Can consciousness ever be without an object?

Dear Rupert, 

You speak of consciousness without an object, such as in deep sleep or the interval between objects, and I’ve also seen ‘non-objective awareness’ written about elsewhere. But even though the mind may be at rest during deep sleep, the body continues to function: heart, lungs, digestion, etc. Isn’t even the darkness when we close our eyes an object, something as opposed to nothing? So, as long as consciousness-as-a-human-being appears in consciousness, how is consciousness ever without an object? 

Deepest thanks as ever, and with love, 
Steve

 

Dear Steve, 

If we imagine that consciousness truly has an object, then it is very hard to understand or even be open to the possibility that consciousness is present in the absence of objects. But consciousness never, in fact, has an object. 

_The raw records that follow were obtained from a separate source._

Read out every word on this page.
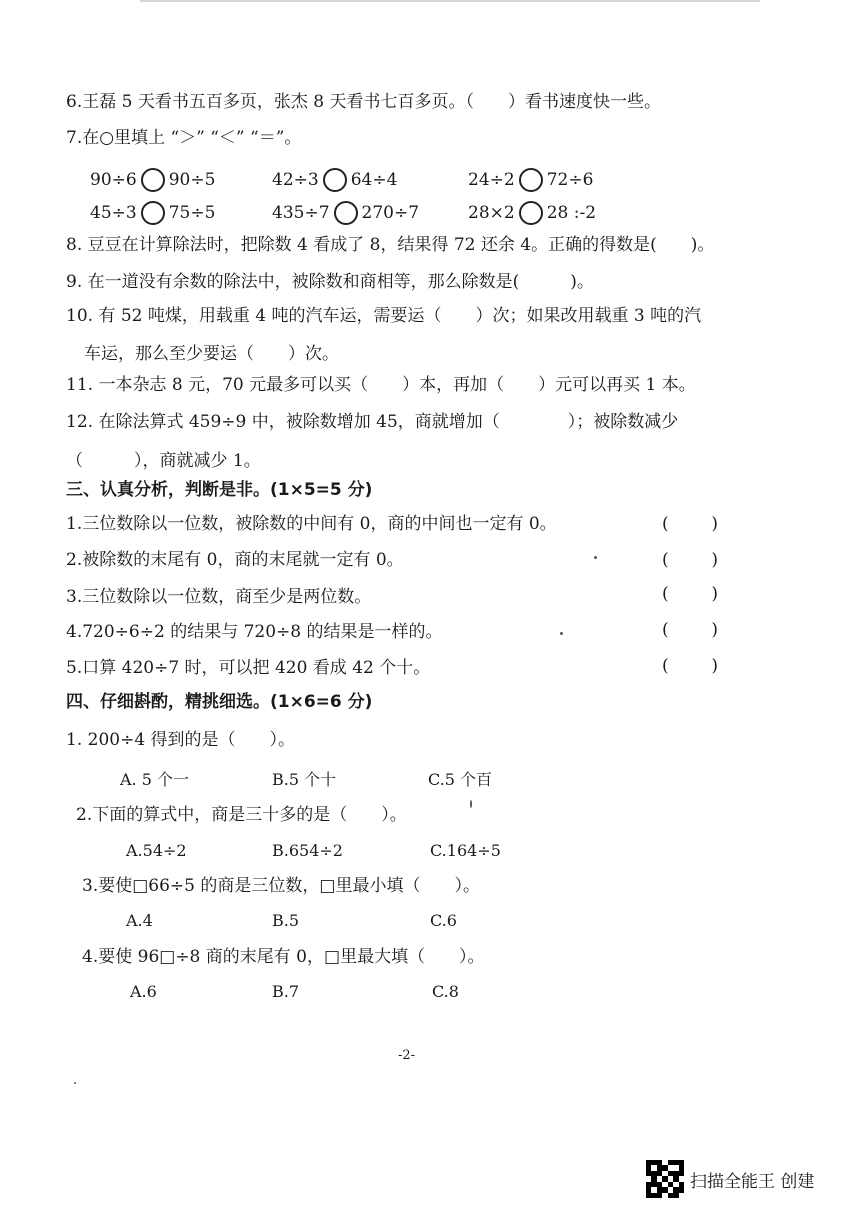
6.王磊 5 天看书五百多页，张杰 8 天看书七百多页。（　　）看书速度快一些。
7.在○里填上 “＞” “＜” “＝”。
90÷6 90÷5	42÷3 64÷4	24÷2 72÷6
45÷3 75÷5	435÷7 270÷7	28×2 28 :-2
8. 豆豆在计算除法时，把除数 4 看成了 8，结果得 72 还余 4。正确的得数是(　　)。
9. 在一道没有余数的除法中，被除数和商相等，那么除数是(　　　)。
10. 有 52 吨煤，用载重 4 吨的汽车运，需要运（　　）次；如果改用载重 3 吨的汽
车运，那么至少要运（　　）次。
11. 一本杂志 8 元，70 元最多可以买（　　）本，再加（　　）元可以再买 1 本。
12. 在除法算式 459÷9 中，被除数增加 45，商就增加（　　　　）；被除数减少
（　　　），商就减少 1。
三、认真分析，判断是非。(1×5=5 分)
1.三位数除以一位数，被除数的中间有 0，商的中间也一定有 0。	(	)
2.被除数的末尾有 0，商的末尾就一定有 0。	(	)
3.三位数除以一位数，商至少是两位数。	(	)
4.720÷6÷2 的结果与 720÷8 的结果是一样的。	(	)
5.口算 420÷7 时，可以把 420 看成 42 个十。	(	)
四、仔细斟酌，精挑细选。(1×6=6 分)
1. 200÷4 得到的是（　　）。
A. 5 个一	B.5 个十	C.5 个百
2.下面的算式中，商是三十多的是（　　）。
A.54÷2	B.654÷2	C.164÷5
3.要使□66÷5 的商是三位数，□里最小填（　　）。
A.4	B.5	C.6
4.要使 96□÷8 商的末尾有 0，□里最大填（　　）。
A.6	B.7	C.8
-2-
扫描全能王 创建
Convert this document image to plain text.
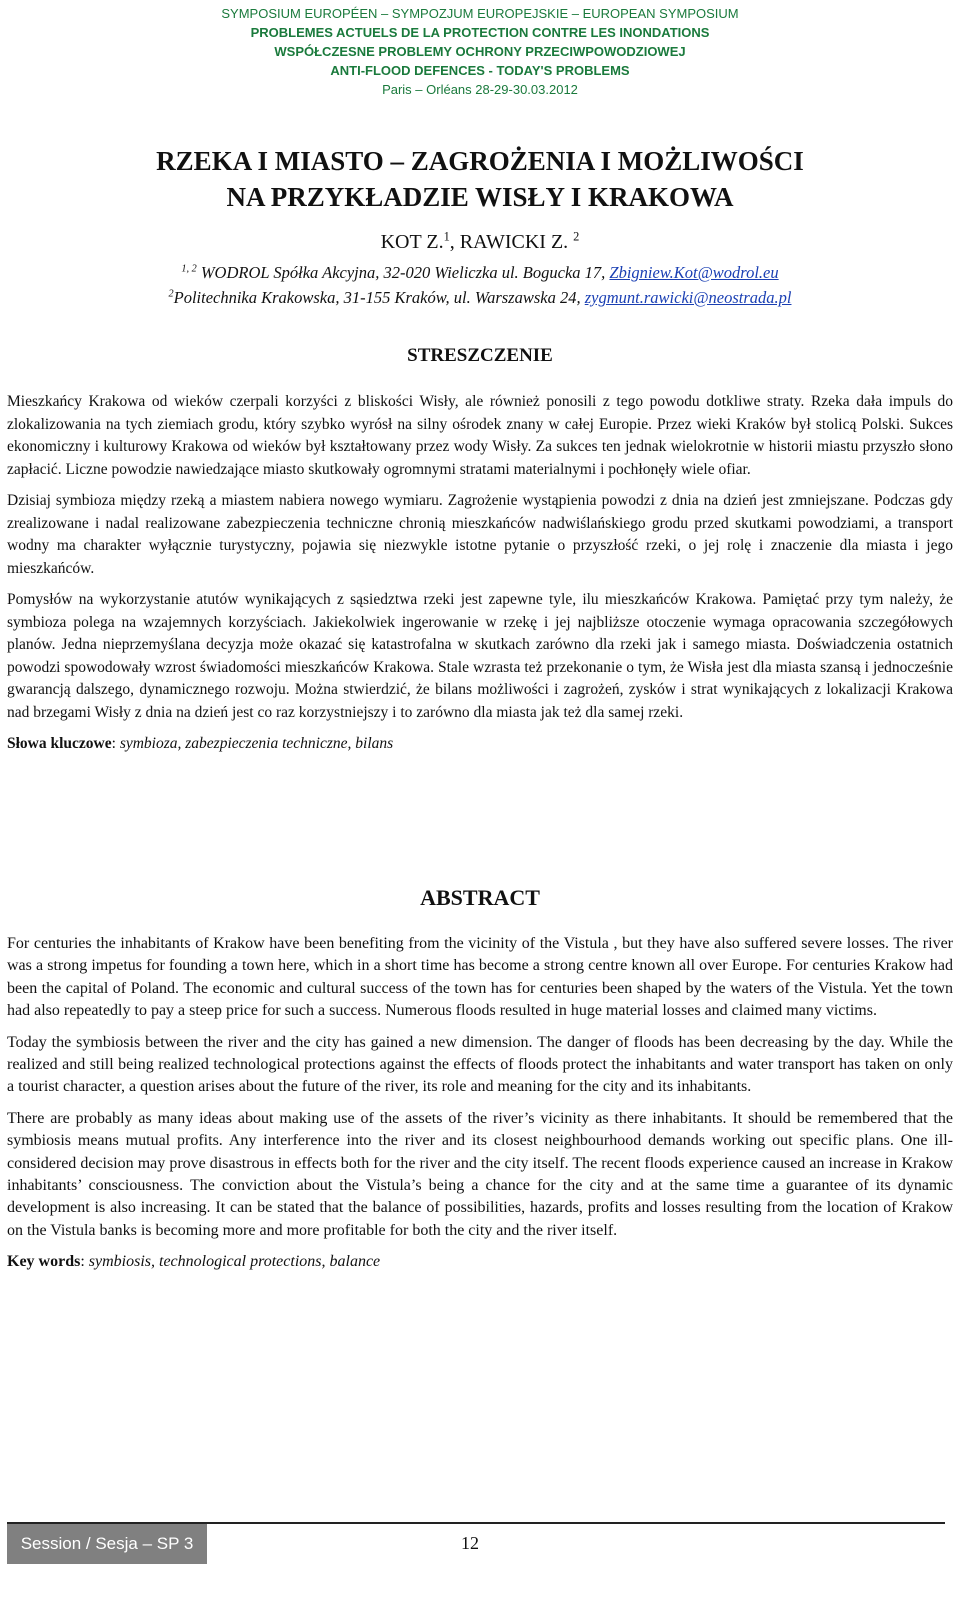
SYMPOSIUM EUROPÉEN – SYMPOZJUM EUROPEJSKIE – EUROPEAN SYMPOSIUM
PROBLEMES ACTUELS DE LA PROTECTION CONTRE LES INONDATIONS
WSPÓŁCZESNE PROBLEMY OCHRONY PRZECIWPOWODZIOWEJ
ANTI-FLOOD DEFENCES - TODAY'S PROBLEMS
Paris – Orléans 28-29-30.03.2012
RZEKA I MIASTO – ZAGROŻENIA I MOŻLIWOŚCI
NA PRZYKŁADZIE WISŁY I KRAKOWA
KOT Z.$^1$, RAWICKI Z. $^2$
$^{1, 2}$ WODROL Spółka Akcyjna, 32-020 Wieliczka ul. Bogucka 17, Zbigniew.Kot@wodrol.eu
$^2$Politechnika Krakowska, 31-155 Kraków, ul. Warszawska 24, zygmunt.rawicki@neostrada.pl
STRESZCZENIE

Mieszkańcy Krakowa od wieków czerpali korzyści z bliskości Wisły, ale również ponosili z tego powodu dotkliwe straty. Rzeka dała impuls do zlokalizowania na tych ziemiach grodu, który szybko wyrósł na silny ośrodek znany w całej Europie. Przez wieki Kraków był stolicą Polski. Sukces ekonomiczny i kulturowy Krakowa od wieków był kształtowany przez wody Wisły. Za sukces ten jednak wielokrotnie w historii miastu przyszło słono zapłacić. Liczne powodzie nawiedzające miasto skutkowały ogromnymi stratami materialnymi i pochłonęły wiele ofiar.

Dzisiaj symbioza między rzeką a miastem nabiera nowego wymiaru. Zagrożenie wystąpienia powodzi z dnia na dzień jest zmniejszane. Podczas gdy zrealizowane i nadal realizowane zabezpieczenia techniczne chronią mieszkańców nadwiślańskiego grodu przed skutkami powodziami, a transport wodny ma charakter wyłącznie turystyczny, pojawia się niezwykle istotne pytanie o przyszłość rzeki, o jej rolę i znaczenie dla miasta i jego mieszkańców.

Pomysłów na wykorzystanie atutów wynikających z sąsiedztwa rzeki jest zapewne tyle, ilu mieszkańców Krakowa. Pamiętać przy tym należy, że symbioza polega na wzajemnych korzyściach. Jakiekolwiek ingerowanie w rzekę i jej najbliższe otoczenie wymaga opracowania szczegółowych planów. Jedna nieprzemyślana decyzja może okazać się katastrofalna w skutkach zarówno dla rzeki jak i samego miasta. Doświadczenia ostatnich powodzi spowodowały wzrost świadomości mieszkańców Krakowa. Stale wzrasta też przekonanie o tym, że Wisła jest dla miasta szansą i jednocześnie gwarancją dalszego, dynamicznego rozwoju. Można stwierdzić, że bilans możliwości i zagrożeń, zysków i strat wynikających z lokalizacji Krakowa nad brzegami Wisły z dnia na dzień jest co raz korzystniejszy i to zarówno dla miasta jak też dla samej rzeki.

Słowa kluczowe: symbioza, zabezpieczenia techniczne, bilans

ABSTRACT

For centuries the inhabitants of Krakow have been benefiting from the vicinity of the Vistula , but they have also suffered severe losses. The river was a strong impetus for founding a town here, which in a short time has become a strong centre known all over Europe. For centuries Krakow had been the capital of Poland. The economic and cultural success of the town has for centuries been shaped by the waters of the Vistula. Yet the town had also repeatedly to pay a steep price for such a success. Numerous floods resulted in huge material losses and claimed many victims.

Today the symbiosis between the river and the city has gained a new dimension. The danger of floods has been decreasing by the day. While the realized and still being realized technological protections against the effects of floods protect the inhabitants and water transport has taken on only a tourist character, a question arises about the future of the river, its role and meaning for the city and its inhabitants.

There are probably as many ideas about making use of the assets of the river’s vicinity as there inhabitants. It should be remembered that the symbiosis means mutual profits. Any interference into the river and its closest neighbourhood demands working out specific plans. One ill-considered decision may prove disastrous in effects both for the river and the city itself. The recent floods experience caused an increase in Krakow inhabitants’ consciousness. The conviction about the Vistula’s being a chance for the city and at the same time a guarantee of its dynamic development is also increasing. It can be stated that the balance of possibilities, hazards, profits and losses resulting from the location of Krakow on the Vistula banks is becoming more and more profitable for both the city and the river itself.

Key words: symbiosis, technological protections, balance

Session / Sesja – SP 3	12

The idea of consciousness plus an object is useful for establishing the primacy and presence of consciousness; that is, it establishes consciousness as the witness of experience. However, the so-called object that consciousness witnesses is not, in fact, witnessed. It is much closer than that. It is itself ‘made out of’ consciousness. In other words, there are never two things, consciousness plus and object. There is always only consciousness.

Having said that, let us look more closely to see if we ever know the experience of consciousness without apparent objectivity. 

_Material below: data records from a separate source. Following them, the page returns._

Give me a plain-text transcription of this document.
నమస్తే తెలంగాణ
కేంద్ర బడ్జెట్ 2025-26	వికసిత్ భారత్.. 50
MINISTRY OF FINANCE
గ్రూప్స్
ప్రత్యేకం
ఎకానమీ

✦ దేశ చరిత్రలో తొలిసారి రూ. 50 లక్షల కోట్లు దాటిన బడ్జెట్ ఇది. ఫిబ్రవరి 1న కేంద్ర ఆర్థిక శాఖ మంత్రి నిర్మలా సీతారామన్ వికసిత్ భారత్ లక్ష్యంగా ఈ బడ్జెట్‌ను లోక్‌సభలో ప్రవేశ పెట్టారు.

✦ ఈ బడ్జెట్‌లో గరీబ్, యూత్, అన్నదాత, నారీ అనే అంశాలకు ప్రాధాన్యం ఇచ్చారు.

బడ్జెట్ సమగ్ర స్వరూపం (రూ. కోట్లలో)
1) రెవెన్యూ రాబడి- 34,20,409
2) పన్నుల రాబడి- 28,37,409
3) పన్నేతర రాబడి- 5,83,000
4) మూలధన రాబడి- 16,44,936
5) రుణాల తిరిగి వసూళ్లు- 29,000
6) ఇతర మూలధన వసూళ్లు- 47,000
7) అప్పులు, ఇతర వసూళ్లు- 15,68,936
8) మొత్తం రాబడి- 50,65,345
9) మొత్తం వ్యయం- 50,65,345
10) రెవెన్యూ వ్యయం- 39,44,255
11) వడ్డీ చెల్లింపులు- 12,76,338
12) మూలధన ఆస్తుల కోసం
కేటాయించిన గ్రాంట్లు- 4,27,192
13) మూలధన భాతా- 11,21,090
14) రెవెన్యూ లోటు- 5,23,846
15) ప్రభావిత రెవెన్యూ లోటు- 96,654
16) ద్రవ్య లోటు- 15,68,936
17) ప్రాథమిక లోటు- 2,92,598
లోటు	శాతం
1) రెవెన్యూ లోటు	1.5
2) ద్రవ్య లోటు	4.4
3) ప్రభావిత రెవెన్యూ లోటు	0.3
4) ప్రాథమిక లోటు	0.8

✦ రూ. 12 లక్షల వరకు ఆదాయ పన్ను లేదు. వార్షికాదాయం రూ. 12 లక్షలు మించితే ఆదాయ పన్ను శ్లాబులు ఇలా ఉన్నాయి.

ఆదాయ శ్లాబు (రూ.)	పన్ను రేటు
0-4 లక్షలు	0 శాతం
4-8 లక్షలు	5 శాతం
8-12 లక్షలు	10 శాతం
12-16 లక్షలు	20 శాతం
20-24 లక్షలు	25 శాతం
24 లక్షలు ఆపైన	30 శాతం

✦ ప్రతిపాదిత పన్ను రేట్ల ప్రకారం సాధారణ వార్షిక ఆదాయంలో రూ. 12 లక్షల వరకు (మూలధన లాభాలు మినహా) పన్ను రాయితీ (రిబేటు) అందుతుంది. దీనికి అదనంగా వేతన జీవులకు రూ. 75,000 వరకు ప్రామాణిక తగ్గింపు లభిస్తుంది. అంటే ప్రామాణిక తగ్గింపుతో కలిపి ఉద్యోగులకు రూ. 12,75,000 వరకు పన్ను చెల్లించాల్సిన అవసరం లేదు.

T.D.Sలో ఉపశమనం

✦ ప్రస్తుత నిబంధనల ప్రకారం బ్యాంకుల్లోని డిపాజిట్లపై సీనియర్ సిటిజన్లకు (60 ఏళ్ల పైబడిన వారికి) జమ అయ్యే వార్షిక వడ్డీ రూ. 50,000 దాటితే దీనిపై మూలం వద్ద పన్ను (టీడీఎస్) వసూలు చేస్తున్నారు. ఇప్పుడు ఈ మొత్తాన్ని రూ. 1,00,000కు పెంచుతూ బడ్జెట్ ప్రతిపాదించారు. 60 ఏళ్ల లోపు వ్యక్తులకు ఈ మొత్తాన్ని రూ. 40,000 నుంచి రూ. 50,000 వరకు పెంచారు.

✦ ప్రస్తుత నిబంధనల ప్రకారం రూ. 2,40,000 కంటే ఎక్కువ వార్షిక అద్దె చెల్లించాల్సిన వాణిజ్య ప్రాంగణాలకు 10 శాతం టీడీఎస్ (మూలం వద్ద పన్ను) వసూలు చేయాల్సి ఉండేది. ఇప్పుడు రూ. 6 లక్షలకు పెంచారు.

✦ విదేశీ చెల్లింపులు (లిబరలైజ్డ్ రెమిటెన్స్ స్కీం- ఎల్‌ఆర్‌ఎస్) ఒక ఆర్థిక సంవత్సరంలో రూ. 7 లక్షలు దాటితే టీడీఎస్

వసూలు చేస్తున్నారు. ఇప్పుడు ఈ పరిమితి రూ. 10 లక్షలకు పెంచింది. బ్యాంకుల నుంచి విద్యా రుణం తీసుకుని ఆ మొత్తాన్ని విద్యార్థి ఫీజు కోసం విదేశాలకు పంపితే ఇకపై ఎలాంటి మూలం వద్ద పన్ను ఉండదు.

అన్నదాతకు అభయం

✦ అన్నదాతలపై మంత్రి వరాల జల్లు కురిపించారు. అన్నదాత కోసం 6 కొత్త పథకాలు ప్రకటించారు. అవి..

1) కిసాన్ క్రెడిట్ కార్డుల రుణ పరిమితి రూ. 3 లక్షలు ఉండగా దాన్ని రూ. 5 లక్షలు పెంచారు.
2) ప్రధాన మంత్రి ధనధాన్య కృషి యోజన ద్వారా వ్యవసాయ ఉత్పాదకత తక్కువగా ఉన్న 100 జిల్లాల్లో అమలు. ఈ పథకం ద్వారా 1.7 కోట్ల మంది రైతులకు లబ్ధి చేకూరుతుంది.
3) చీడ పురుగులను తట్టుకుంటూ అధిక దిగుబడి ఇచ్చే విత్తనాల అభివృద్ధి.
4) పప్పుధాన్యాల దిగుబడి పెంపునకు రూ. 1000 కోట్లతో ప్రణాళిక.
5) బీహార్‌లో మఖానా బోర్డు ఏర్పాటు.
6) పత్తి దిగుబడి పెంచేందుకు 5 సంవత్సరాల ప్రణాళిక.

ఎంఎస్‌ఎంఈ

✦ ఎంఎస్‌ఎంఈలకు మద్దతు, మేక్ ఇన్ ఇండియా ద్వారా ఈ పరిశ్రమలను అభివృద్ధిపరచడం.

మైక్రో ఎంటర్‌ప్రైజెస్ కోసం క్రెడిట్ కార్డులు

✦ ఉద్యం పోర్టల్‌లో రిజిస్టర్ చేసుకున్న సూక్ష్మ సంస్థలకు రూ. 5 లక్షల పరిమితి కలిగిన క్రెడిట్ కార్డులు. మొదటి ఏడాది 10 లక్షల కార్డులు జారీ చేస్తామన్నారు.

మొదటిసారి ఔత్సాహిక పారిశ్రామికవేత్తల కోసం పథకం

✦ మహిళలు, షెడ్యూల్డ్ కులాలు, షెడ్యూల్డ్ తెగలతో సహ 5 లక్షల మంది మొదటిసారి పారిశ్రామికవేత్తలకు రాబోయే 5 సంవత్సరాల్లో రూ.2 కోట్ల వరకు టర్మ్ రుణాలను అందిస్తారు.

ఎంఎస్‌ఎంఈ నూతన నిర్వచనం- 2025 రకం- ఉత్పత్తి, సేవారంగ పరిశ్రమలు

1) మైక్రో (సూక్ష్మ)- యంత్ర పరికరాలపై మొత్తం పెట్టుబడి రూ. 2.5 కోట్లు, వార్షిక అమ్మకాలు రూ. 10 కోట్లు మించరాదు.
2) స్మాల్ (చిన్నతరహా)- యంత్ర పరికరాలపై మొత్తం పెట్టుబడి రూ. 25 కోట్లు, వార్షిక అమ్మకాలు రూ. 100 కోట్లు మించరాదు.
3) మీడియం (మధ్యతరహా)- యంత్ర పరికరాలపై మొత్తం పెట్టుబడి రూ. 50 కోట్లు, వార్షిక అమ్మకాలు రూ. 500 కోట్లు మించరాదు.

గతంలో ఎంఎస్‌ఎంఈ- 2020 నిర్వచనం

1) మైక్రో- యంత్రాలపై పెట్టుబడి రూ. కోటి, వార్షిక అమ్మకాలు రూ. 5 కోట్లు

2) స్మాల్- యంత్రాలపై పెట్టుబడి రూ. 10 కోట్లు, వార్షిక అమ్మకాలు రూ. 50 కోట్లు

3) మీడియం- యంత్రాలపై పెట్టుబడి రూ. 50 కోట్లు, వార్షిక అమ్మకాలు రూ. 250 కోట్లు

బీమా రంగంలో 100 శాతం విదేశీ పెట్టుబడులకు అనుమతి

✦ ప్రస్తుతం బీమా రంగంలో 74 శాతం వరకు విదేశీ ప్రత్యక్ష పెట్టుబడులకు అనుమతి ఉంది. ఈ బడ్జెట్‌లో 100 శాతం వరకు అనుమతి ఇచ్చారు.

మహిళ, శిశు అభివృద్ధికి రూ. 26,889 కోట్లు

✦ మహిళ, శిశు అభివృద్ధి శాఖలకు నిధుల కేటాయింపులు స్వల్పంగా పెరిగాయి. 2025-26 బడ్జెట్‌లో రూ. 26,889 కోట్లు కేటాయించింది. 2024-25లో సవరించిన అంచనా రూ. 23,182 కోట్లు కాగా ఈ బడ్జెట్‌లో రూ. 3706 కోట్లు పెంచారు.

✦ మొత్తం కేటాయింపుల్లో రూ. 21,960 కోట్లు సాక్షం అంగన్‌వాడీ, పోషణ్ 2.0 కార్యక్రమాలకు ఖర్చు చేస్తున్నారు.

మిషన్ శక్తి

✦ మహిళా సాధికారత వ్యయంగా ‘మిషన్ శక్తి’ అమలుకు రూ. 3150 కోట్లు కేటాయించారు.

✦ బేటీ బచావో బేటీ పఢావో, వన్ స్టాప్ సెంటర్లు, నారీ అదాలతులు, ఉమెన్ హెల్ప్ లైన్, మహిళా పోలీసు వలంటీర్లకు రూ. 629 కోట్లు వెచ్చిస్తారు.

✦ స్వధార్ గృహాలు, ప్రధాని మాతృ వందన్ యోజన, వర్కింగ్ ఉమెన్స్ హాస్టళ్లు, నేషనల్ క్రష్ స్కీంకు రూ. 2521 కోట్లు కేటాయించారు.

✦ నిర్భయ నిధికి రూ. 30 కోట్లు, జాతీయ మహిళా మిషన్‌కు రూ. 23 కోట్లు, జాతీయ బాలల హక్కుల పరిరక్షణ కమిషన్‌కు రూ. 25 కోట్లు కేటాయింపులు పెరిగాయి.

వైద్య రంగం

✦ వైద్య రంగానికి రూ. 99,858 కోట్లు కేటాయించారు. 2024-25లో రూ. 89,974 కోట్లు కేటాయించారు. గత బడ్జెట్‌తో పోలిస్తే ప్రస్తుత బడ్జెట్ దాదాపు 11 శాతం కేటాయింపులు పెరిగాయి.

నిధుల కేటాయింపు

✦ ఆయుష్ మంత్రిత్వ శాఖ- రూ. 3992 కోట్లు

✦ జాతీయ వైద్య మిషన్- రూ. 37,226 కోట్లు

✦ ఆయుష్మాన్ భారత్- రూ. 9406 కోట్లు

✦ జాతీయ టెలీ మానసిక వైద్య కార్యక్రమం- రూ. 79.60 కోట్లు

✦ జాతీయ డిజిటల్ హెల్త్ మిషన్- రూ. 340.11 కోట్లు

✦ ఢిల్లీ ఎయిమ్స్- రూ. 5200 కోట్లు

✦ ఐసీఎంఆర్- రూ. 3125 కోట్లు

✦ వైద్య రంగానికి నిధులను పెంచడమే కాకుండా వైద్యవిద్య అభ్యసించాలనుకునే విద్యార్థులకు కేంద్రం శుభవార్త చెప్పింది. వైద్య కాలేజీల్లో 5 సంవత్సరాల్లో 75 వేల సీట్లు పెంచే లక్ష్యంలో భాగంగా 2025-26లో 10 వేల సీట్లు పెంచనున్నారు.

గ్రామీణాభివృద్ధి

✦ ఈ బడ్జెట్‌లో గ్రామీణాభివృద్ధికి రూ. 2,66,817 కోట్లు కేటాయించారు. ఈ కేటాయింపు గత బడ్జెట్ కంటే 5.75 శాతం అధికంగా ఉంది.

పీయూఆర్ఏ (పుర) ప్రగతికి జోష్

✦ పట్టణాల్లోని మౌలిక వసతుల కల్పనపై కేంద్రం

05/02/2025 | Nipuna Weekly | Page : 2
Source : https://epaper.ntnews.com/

Imagine someone tells us a joke. We hear the punch line, there is a short delay, we get the joke and we laugh. What is actually happening? When do we actually understand the joke? First we hear the joke and think about it; that is a thought in the mind. Then there is the understanding of the joke, and finally laughter. 

The understanding of the joke takes place, by definition, after the end of the joke and before the laughter. If we look closely at this moment of understanding, it is a timeless, non-objective moment. The line of thinking about the joke has come to an end and the formulation of the understanding, which is also a line of thinking, has not yet begun. In that timeless, non-objective moment, what we call understanding takes place. 

In fact, understanding always takes place outside the mind. A line of questioning or reasoning may precede it and a line of thought may formulate it, but in between, when the mind is not present, understanding, which is simply the knowing of our own being or consciousness without an object, takes place. Rather, it knows itself. 

Understanding always only understands itself. It ‘stands under’ the mind. If you look in your experience you will find many such examples, for instance, the moment we refer to when we say, ‘I suddenly became aware’. We try to find that moment objectively and we cannot, but we refer to it from experience.